SA public schools need now, more than ever, social workers, school psychologists, and nurses that could teach classes of small groups of learners, or parents on how to cope with stress and anxiety, in addition to working with individual learners most in need of support. During this crisis period, schools without these professionals due to budget allocation will be in tougher positions.

These professionals may also be key in helping to decide how to handle changes in learner behavior or academic abilities, and making sure schools are not over-identifying learners with behavioral or learning disabilities when they may just be responding to stress. When the learners return to school, the behaviors that teachers will be seeing in the immediate short term may or may not be typical for them as they move forward a couple of months into the school year.

  1. Integrate corona-virus into the Curriculum

Another way the Department of Education should try to help learners when they return to school is to integrate virus-related content into the school curriculum. For example:

  • Social Science lessons can examine the current social inequalities by examining some communities which are affected by COVID-19 more than others.
  • English classes can include creative writing about the hidden costs of the pandemic on learner’s lives.
  • Science classes can examine the ecological determinants of infectious diseases.
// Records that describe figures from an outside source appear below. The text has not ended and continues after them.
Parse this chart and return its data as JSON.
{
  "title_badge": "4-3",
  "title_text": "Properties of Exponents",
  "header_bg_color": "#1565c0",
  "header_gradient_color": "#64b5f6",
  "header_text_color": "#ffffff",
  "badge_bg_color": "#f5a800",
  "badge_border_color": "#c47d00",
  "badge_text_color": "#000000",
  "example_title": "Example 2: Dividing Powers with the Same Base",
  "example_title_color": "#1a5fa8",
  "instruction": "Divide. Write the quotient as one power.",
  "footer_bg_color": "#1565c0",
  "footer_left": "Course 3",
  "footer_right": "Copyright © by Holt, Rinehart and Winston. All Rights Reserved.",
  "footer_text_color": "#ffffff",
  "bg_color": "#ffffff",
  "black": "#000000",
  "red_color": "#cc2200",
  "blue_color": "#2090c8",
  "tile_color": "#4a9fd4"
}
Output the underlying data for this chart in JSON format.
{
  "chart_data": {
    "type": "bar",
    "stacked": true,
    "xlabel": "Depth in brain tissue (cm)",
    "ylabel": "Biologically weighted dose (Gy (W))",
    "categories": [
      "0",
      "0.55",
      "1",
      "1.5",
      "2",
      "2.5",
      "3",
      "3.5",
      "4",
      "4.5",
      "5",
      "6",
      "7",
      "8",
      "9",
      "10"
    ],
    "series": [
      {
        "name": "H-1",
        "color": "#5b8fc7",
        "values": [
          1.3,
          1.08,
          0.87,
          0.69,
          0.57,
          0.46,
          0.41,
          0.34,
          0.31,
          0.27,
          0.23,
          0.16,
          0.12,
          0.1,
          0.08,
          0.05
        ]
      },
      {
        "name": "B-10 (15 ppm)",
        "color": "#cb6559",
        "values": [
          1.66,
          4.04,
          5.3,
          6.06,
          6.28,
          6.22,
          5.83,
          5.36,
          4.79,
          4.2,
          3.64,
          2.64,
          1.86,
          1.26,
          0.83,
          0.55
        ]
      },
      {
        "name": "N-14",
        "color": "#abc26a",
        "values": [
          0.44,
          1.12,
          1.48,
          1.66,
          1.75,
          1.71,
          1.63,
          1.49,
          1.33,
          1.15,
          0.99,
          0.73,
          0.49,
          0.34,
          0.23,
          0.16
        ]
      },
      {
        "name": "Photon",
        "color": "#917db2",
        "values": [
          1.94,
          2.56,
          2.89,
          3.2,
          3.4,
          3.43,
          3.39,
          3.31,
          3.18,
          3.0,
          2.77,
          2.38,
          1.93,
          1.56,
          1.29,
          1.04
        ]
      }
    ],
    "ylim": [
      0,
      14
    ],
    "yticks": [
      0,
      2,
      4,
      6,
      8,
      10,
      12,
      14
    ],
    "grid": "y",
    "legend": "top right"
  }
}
Of course, teachers would have to think about how to design content that is grade-appropriate, and creating new lesson plans might be very challenging when teachers are dealing with so many other changes.

But addressing the pandemic head-on could help our learners make sense of what is happening in the world and also have academic benefits. We believe that learners can do well in school when the curriculum is connected to their personal experiences. Sometimes adults are reluctant to talk about scary events to their children because they don’t want to make their children feel bad. But asking children to talk about their experiences is a good idea. As adults, we need to model, to the extent that we can, a healthy response to this significant stress that everybody has experienced.